On Jun 30, 2011, at 12:21 PM, Kyle Sluder wrote:

On Thu, Jun 30, 2011 at 12:12 PM, James Merkel <jmerk...@mac.com> wrote:
Ok, I don't know what an -invalidate method is, but I'll look it up.

It's the thing Wim talked about. An explicit way to release the scarce
resource you're holding on to. Depending on what that resource is, an
appropriate name might be -close, or -invalidate, or -terminate.

--Kyle Sluder

I saw that in Wlm's post. However, I'm not sure where I would do that. I'll have to think about it some more.

By the way my original post referred to the Memory Management Programming Guide and the statement: "You should typically not manage scarce resources such as file descriptors, network connections, and buffers or caches in a dealloc method."
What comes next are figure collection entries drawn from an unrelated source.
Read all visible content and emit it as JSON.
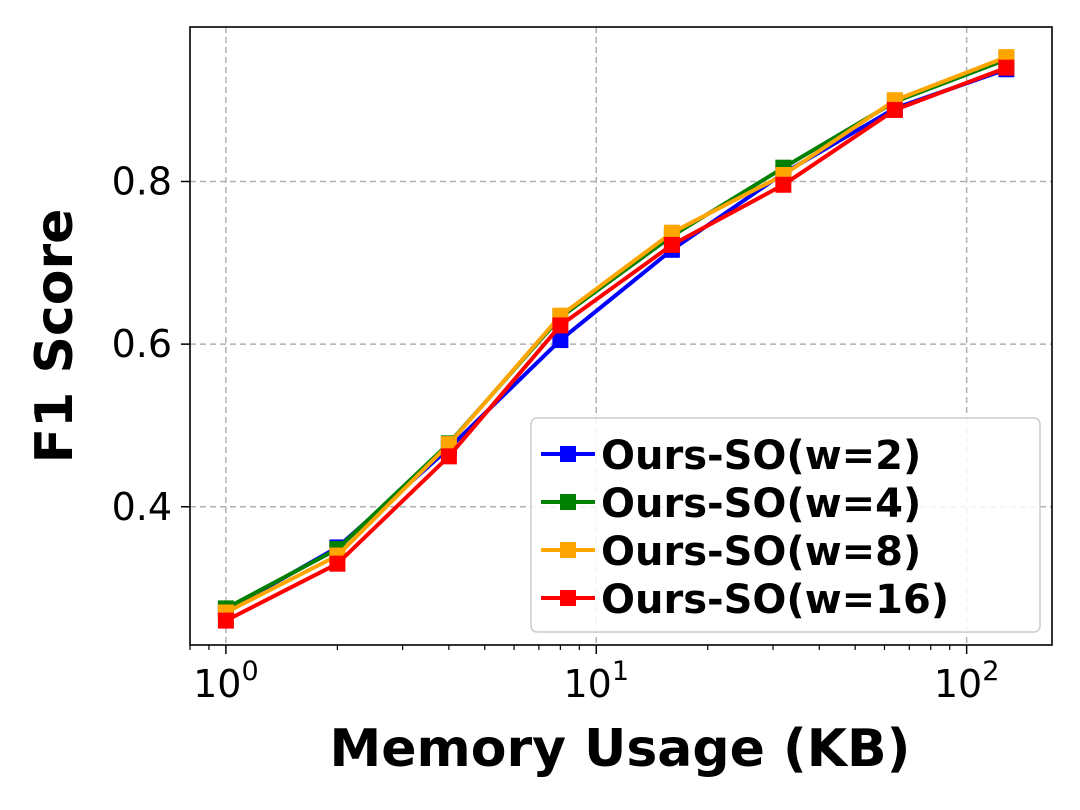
{
  "chart_data": {
    "type": "line",
    "xlabel": "Memory Usage (KB)",
    "ylabel": "F1 Score",
    "x_scale": "log",
    "x": [
      1,
      2,
      4,
      8,
      16,
      32,
      64,
      128
    ],
    "xlim": [
      0.8,
      170
    ],
    "ylim": [
      0.23,
      0.99
    ],
    "xticks": [
      {
        "value": 1,
        "base": "10",
        "exp": "0"
      },
      {
        "value": 10,
        "base": "10",
        "exp": "1"
      },
      {
        "value": 100,
        "base": "10",
        "exp": "2"
      }
    ],
    "yticks": [
      {
        "value": 0.4,
        "label": "0.4"
      },
      {
        "value": 0.6,
        "label": "0.6"
      },
      {
        "value": 0.8,
        "label": "0.8"
      }
    ],
    "grid": true,
    "legend_position": "lower-right",
    "series": [
      {
        "name": "Ours-SO(w=2)",
        "color": "#0000ff",
        "marker": "square",
        "values": [
          0.272,
          0.35,
          0.472,
          0.605,
          0.716,
          0.81,
          0.89,
          0.938
        ]
      },
      {
        "name": "Ours-SO(w=4)",
        "color": "#008000",
        "marker": "square",
        "values": [
          0.275,
          0.348,
          0.478,
          0.633,
          0.733,
          0.817,
          0.898,
          0.95
        ]
      },
      {
        "name": "Ours-SO(w=8)",
        "color": "#ffa500",
        "marker": "square",
        "values": [
          0.27,
          0.34,
          0.477,
          0.635,
          0.737,
          0.808,
          0.9,
          0.953
        ]
      },
      {
        "name": "Ours-SO(w=16)",
        "color": "#ff0000",
        "marker": "square",
        "values": [
          0.26,
          0.33,
          0.462,
          0.623,
          0.722,
          0.796,
          0.888,
          0.94
        ]
      }
    ]
  }
}
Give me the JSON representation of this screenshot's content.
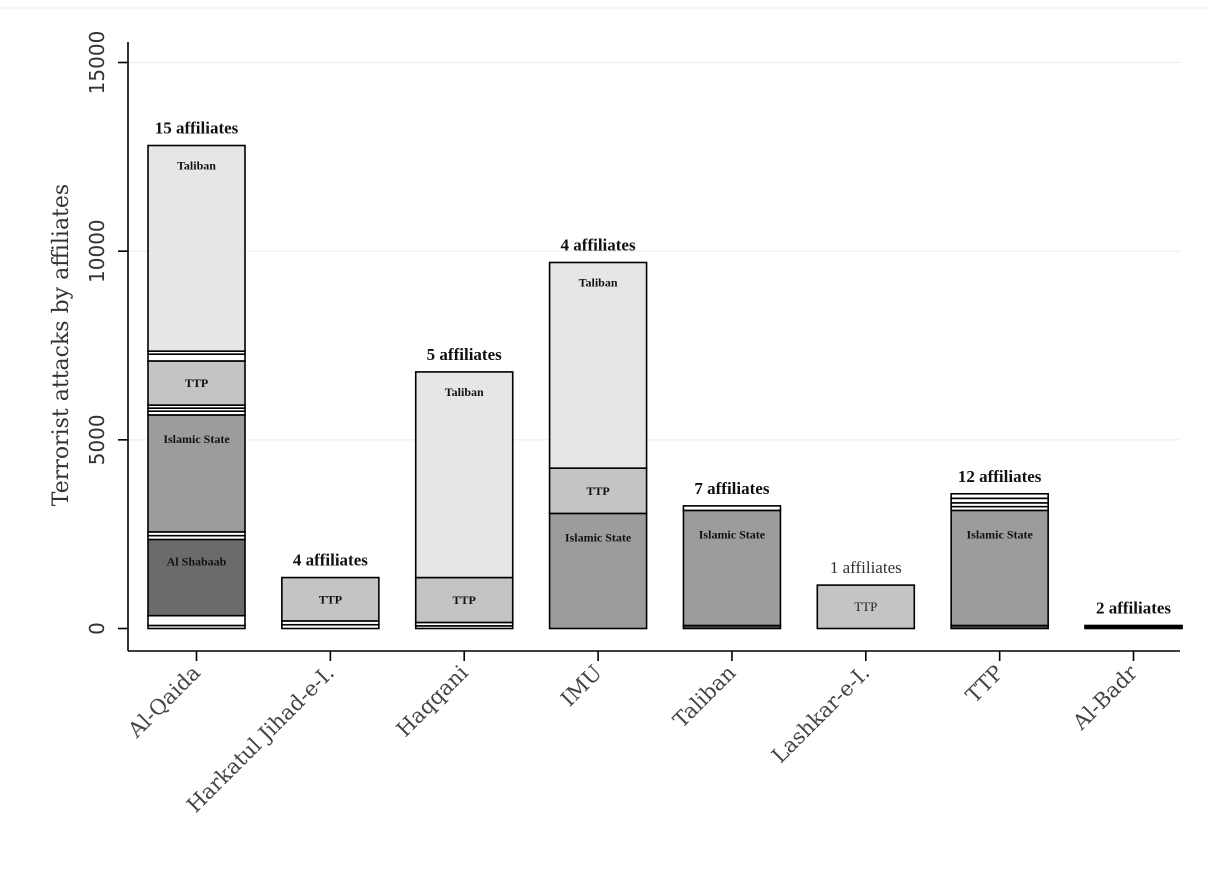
{
  "chart_data": {
    "type": "bar",
    "stacked": true,
    "ylabel": "Terrorist attacks by affiliates",
    "xlabel": "",
    "ylim": [
      0,
      15000
    ],
    "yticks": [
      0,
      5000,
      10000,
      15000
    ],
    "grid": true,
    "categories": [
      "Al-Qaida",
      "Harkatul Jihad-e-I.",
      "Haqqani",
      "IMU",
      "Taliban",
      "Lashkar-e-I.",
      "TTP",
      "Al-Badr"
    ],
    "bars": [
      {
        "category": "Al-Qaida",
        "label": "15 affiliates",
        "label_style": "bold",
        "segments": [
          {
            "value": 80,
            "fill": "#ffffff",
            "label": ""
          },
          {
            "value": 260,
            "fill": "#ffffff",
            "label": ""
          },
          {
            "value": 2020,
            "fill": "#6b6b6b",
            "label": "Al Shabaab"
          },
          {
            "value": 100,
            "fill": "#ffffff",
            "label": ""
          },
          {
            "value": 100,
            "fill": "#ffffff",
            "label": ""
          },
          {
            "value": 3100,
            "fill": "#9c9c9c",
            "label": "Islamic State"
          },
          {
            "value": 100,
            "fill": "#ffffff",
            "label": ""
          },
          {
            "value": 80,
            "fill": "#ffffff",
            "label": ""
          },
          {
            "value": 80,
            "fill": "#ffffff",
            "label": ""
          },
          {
            "value": 1170,
            "fill": "#c4c4c4",
            "label": "TTP"
          },
          {
            "value": 180,
            "fill": "#ffffff",
            "label": ""
          },
          {
            "value": 80,
            "fill": "#ffffff",
            "label": ""
          },
          {
            "value": 5450,
            "fill": "#e6e6e6",
            "label": "Taliban"
          }
        ]
      },
      {
        "category": "Harkatul Jihad-e-I.",
        "label": "4 affiliates",
        "label_style": "bold",
        "segments": [
          {
            "value": 100,
            "fill": "#ffffff",
            "label": ""
          },
          {
            "value": 100,
            "fill": "#ffffff",
            "label": ""
          },
          {
            "value": 1150,
            "fill": "#c4c4c4",
            "label": "TTP"
          }
        ]
      },
      {
        "category": "Haqqani",
        "label": "5 affiliates",
        "label_style": "bold",
        "segments": [
          {
            "value": 70,
            "fill": "#ffffff",
            "label": ""
          },
          {
            "value": 90,
            "fill": "#ffffff",
            "label": ""
          },
          {
            "value": 1190,
            "fill": "#c4c4c4",
            "label": "TTP"
          },
          {
            "value": 5450,
            "fill": "#e6e6e6",
            "label": "Taliban"
          }
        ]
      },
      {
        "category": "IMU",
        "label": "4 affiliates",
        "label_style": "bold",
        "segments": [
          {
            "value": 3050,
            "fill": "#9c9c9c",
            "label": "Islamic State"
          },
          {
            "value": 1200,
            "fill": "#c4c4c4",
            "label": "TTP"
          },
          {
            "value": 5450,
            "fill": "#e6e6e6",
            "label": "Taliban"
          }
        ]
      },
      {
        "category": "Taliban",
        "label": "7 affiliates",
        "label_style": "bold",
        "segments": [
          {
            "value": 80,
            "fill": "#555555",
            "label": ""
          },
          {
            "value": 3050,
            "fill": "#9c9c9c",
            "label": "Islamic State"
          },
          {
            "value": 120,
            "fill": "#ffffff",
            "label": ""
          }
        ]
      },
      {
        "category": "Lashkar-e-I.",
        "label": "1 affiliates",
        "label_style": "normal",
        "segments": [
          {
            "value": 1150,
            "fill": "#c4c4c4",
            "label": "TTP"
          }
        ]
      },
      {
        "category": "TTP",
        "label": "12 affiliates",
        "label_style": "bold",
        "segments": [
          {
            "value": 80,
            "fill": "#555555",
            "label": ""
          },
          {
            "value": 3050,
            "fill": "#9c9c9c",
            "label": "Islamic State"
          },
          {
            "value": 100,
            "fill": "#ffffff",
            "label": ""
          },
          {
            "value": 100,
            "fill": "#ffffff",
            "label": ""
          },
          {
            "value": 120,
            "fill": "#ffffff",
            "label": ""
          },
          {
            "value": 120,
            "fill": "#ffffff",
            "label": ""
          }
        ]
      },
      {
        "category": "Al-Badr",
        "label": "2 affiliates",
        "label_style": "bold",
        "segments": [
          {
            "value": 40,
            "fill": "#555555",
            "label": ""
          },
          {
            "value": 40,
            "fill": "#555555",
            "label": ""
          }
        ]
      }
    ]
  }
}
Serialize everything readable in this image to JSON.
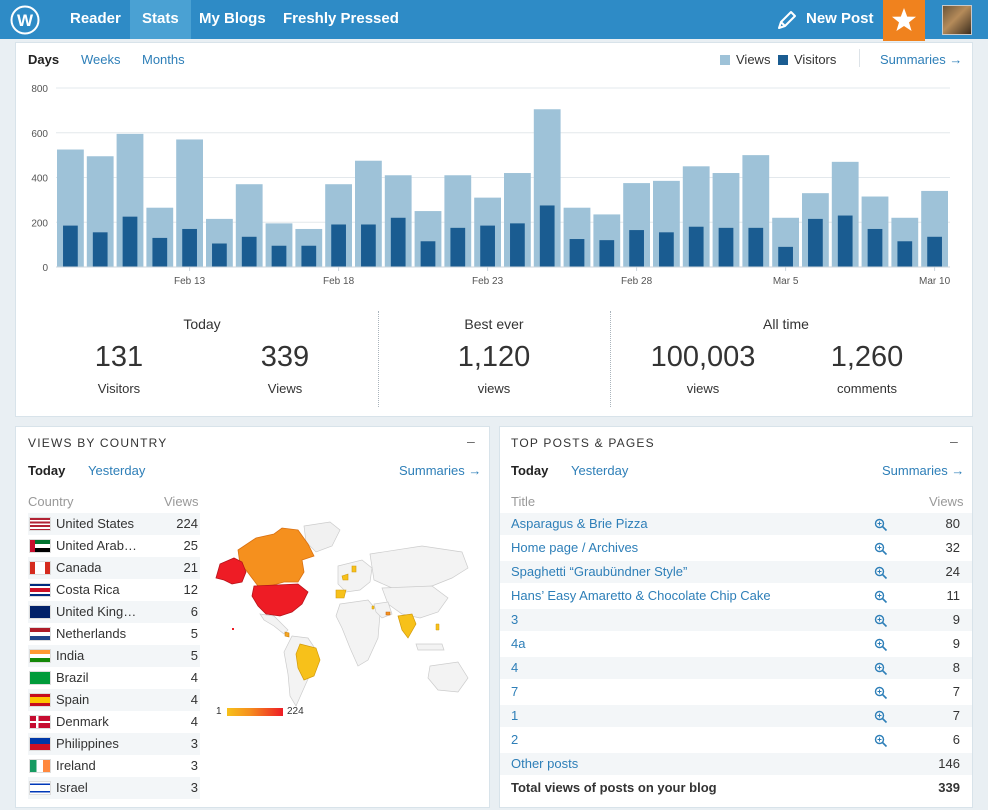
{
  "topbar": {
    "nav": [
      "Reader",
      "Stats",
      "My Blogs",
      "Freshly Pressed"
    ],
    "active": "Stats",
    "new_post": "New Post"
  },
  "stats_tabs": {
    "days": "Days",
    "weeks": "Weeks",
    "months": "Months"
  },
  "legend": {
    "views": "Views",
    "visitors": "Visitors",
    "summaries": "Summaries →"
  },
  "colors": {
    "views": "#9ec2d8",
    "visitors": "#1a5c91",
    "accent": "#2e8bc6",
    "star": "#f0821e"
  },
  "chart_data": {
    "type": "bar",
    "y_ticks": [
      "0",
      "200",
      "400",
      "600",
      "800"
    ],
    "ylim": [
      0,
      800
    ],
    "x_tick_labels": [
      {
        "label": "Feb 13",
        "index": 4
      },
      {
        "label": "Feb 18",
        "index": 9
      },
      {
        "label": "Feb 23",
        "index": 14
      },
      {
        "label": "Feb 28",
        "index": 19
      },
      {
        "label": "Mar 5",
        "index": 24
      },
      {
        "label": "Mar 10",
        "index": 29
      }
    ],
    "series": [
      {
        "name": "Views",
        "values": [
          525,
          495,
          595,
          265,
          570,
          215,
          370,
          195,
          170,
          370,
          475,
          410,
          250,
          410,
          310,
          420,
          705,
          265,
          235,
          375,
          385,
          450,
          420,
          500,
          220,
          330,
          470,
          315,
          220,
          340
        ]
      },
      {
        "name": "Visitors",
        "values": [
          185,
          155,
          225,
          130,
          170,
          105,
          135,
          95,
          95,
          190,
          190,
          220,
          115,
          175,
          185,
          195,
          275,
          125,
          120,
          165,
          155,
          180,
          175,
          175,
          90,
          215,
          230,
          170,
          115,
          135
        ]
      }
    ]
  },
  "summary": {
    "today": {
      "heading": "Today",
      "visitors": "131",
      "visitors_label": "Visitors",
      "views": "339",
      "views_label": "Views"
    },
    "best": {
      "heading": "Best ever",
      "views": "1,120",
      "views_label": "views"
    },
    "alltime": {
      "heading": "All time",
      "views": "100,003",
      "views_label": "views",
      "comments": "1,260",
      "comments_label": "comments"
    }
  },
  "country_card": {
    "title": "VIEWS BY COUNTRY",
    "minus": "–",
    "today": "Today",
    "yesterday": "Yesterday",
    "summaries": "Summaries →",
    "col_country": "Country",
    "col_views": "Views",
    "rows": [
      {
        "name": "United States",
        "views": "224",
        "flag": "us"
      },
      {
        "name": "United Arab…",
        "views": "25",
        "flag": "ae"
      },
      {
        "name": "Canada",
        "views": "21",
        "flag": "ca"
      },
      {
        "name": "Costa Rica",
        "views": "12",
        "flag": "cr"
      },
      {
        "name": "United King…",
        "views": "6",
        "flag": "gb"
      },
      {
        "name": "Netherlands",
        "views": "5",
        "flag": "nl"
      },
      {
        "name": "India",
        "views": "5",
        "flag": "in"
      },
      {
        "name": "Brazil",
        "views": "4",
        "flag": "br"
      },
      {
        "name": "Spain",
        "views": "4",
        "flag": "es"
      },
      {
        "name": "Denmark",
        "views": "4",
        "flag": "dk"
      },
      {
        "name": "Philippines",
        "views": "3",
        "flag": "ph"
      },
      {
        "name": "Ireland",
        "views": "3",
        "flag": "ie"
      },
      {
        "name": "Israel",
        "views": "3",
        "flag": "il"
      }
    ],
    "map_scale_min": "1",
    "map_scale_max": "224"
  },
  "posts_card": {
    "title": "TOP POSTS & PAGES",
    "minus": "–",
    "today": "Today",
    "yesterday": "Yesterday",
    "summaries": "Summaries →",
    "col_title": "Title",
    "col_views": "Views",
    "rows": [
      {
        "title": "Asparagus & Brie Pizza",
        "views": "80"
      },
      {
        "title": "Home page / Archives",
        "views": "32"
      },
      {
        "title": "Spaghetti “Graubündner Style”",
        "views": "24"
      },
      {
        "title": "Hans’ Easy Amaretto & Chocolate Chip Cake",
        "views": "11"
      },
      {
        "title": "3",
        "views": "9"
      },
      {
        "title": "4a",
        "views": "9"
      },
      {
        "title": "4",
        "views": "8"
      },
      {
        "title": "7",
        "views": "7"
      },
      {
        "title": "1",
        "views": "7"
      },
      {
        "title": "2",
        "views": "6"
      }
    ],
    "other": {
      "title": "Other posts",
      "views": "146"
    },
    "total": {
      "title": "Total views of posts on your blog",
      "views": "339"
    }
  }
}
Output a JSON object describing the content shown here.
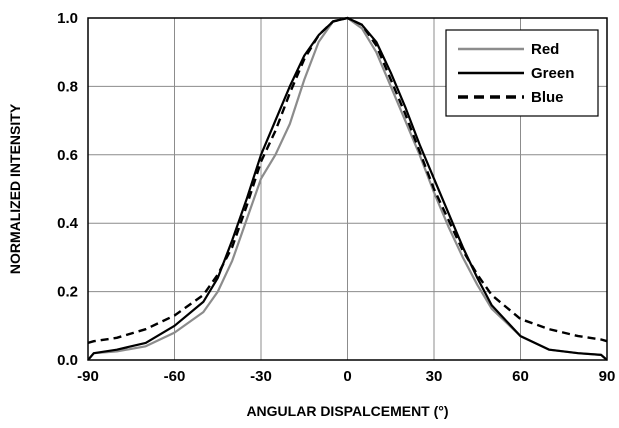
{
  "chart_data": {
    "type": "line",
    "title": "",
    "xlabel": "ANGULAR DISPALCEMENT (°)",
    "ylabel": "NORMALIZED INTENSITY",
    "xlim": [
      -90,
      90
    ],
    "ylim": [
      0,
      1.0
    ],
    "xticks": [
      -90,
      -60,
      -30,
      0,
      30,
      60,
      90
    ],
    "yticks": [
      0.0,
      0.2,
      0.4,
      0.6,
      0.8,
      1.0
    ],
    "xtick_labels": [
      "-90",
      "-60",
      "-30",
      "0",
      "30",
      "60",
      "90"
    ],
    "ytick_labels": [
      "0.0",
      "0.2",
      "0.4",
      "0.6",
      "0.8",
      "1.0"
    ],
    "grid": true,
    "legend_position": "top-right",
    "series": [
      {
        "name": "Red",
        "color": "#8c8c8c",
        "style": "solid",
        "x": [
          -90,
          -88,
          -80,
          -70,
          -60,
          -50,
          -45,
          -40,
          -35,
          -30,
          -25,
          -20,
          -15,
          -10,
          -5,
          0,
          5,
          10,
          15,
          20,
          25,
          30,
          35,
          40,
          45,
          50,
          60,
          70,
          80,
          88,
          90
        ],
        "y": [
          0.0,
          0.02,
          0.025,
          0.04,
          0.08,
          0.14,
          0.2,
          0.29,
          0.41,
          0.53,
          0.6,
          0.69,
          0.82,
          0.93,
          0.99,
          1.0,
          0.97,
          0.9,
          0.8,
          0.7,
          0.6,
          0.49,
          0.39,
          0.3,
          0.22,
          0.15,
          0.07,
          0.03,
          0.02,
          0.015,
          0.0
        ]
      },
      {
        "name": "Green",
        "color": "#000000",
        "style": "solid",
        "x": [
          -90,
          -88,
          -80,
          -70,
          -60,
          -50,
          -45,
          -40,
          -35,
          -30,
          -25,
          -20,
          -15,
          -10,
          -5,
          0,
          5,
          10,
          15,
          20,
          25,
          30,
          35,
          40,
          45,
          50,
          60,
          70,
          80,
          88,
          90
        ],
        "y": [
          0.0,
          0.02,
          0.03,
          0.05,
          0.1,
          0.17,
          0.24,
          0.35,
          0.47,
          0.6,
          0.7,
          0.8,
          0.89,
          0.95,
          0.99,
          1.0,
          0.98,
          0.93,
          0.84,
          0.74,
          0.63,
          0.53,
          0.43,
          0.33,
          0.24,
          0.16,
          0.07,
          0.03,
          0.02,
          0.015,
          0.0
        ]
      },
      {
        "name": "Blue",
        "color": "#000000",
        "style": "dashed",
        "x": [
          -90,
          -88,
          -80,
          -70,
          -60,
          -50,
          -45,
          -40,
          -35,
          -30,
          -25,
          -20,
          -15,
          -10,
          -5,
          0,
          5,
          10,
          15,
          20,
          25,
          30,
          35,
          40,
          45,
          50,
          60,
          70,
          80,
          88,
          90
        ],
        "y": [
          0.05,
          0.055,
          0.065,
          0.09,
          0.13,
          0.19,
          0.25,
          0.33,
          0.45,
          0.58,
          0.67,
          0.78,
          0.88,
          0.95,
          0.99,
          1.0,
          0.98,
          0.92,
          0.82,
          0.72,
          0.61,
          0.5,
          0.41,
          0.32,
          0.25,
          0.19,
          0.12,
          0.09,
          0.07,
          0.06,
          0.055
        ]
      }
    ]
  }
}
I was pretty sure that "file descriptors" referred to something at a lower level, but wasn't sure. Maybe I'm being pedantic, but Apple could have helped things along by saying: "You should typically not manage scarce resources such as Unix file descriptors, ..."
Everyone doesn't approach this stuff with the same background.
We find from Kernighan and Ritchie (K&R) second edition, section 8.1 that a file descriptor is a small non-negative integer that refers to a file and is maintained by the system. So, my guess is that when Instruments shows an FD of -1 it refers to an FD that isn't mine. But that's just a guess. Instruments doesn't document this as far as I know.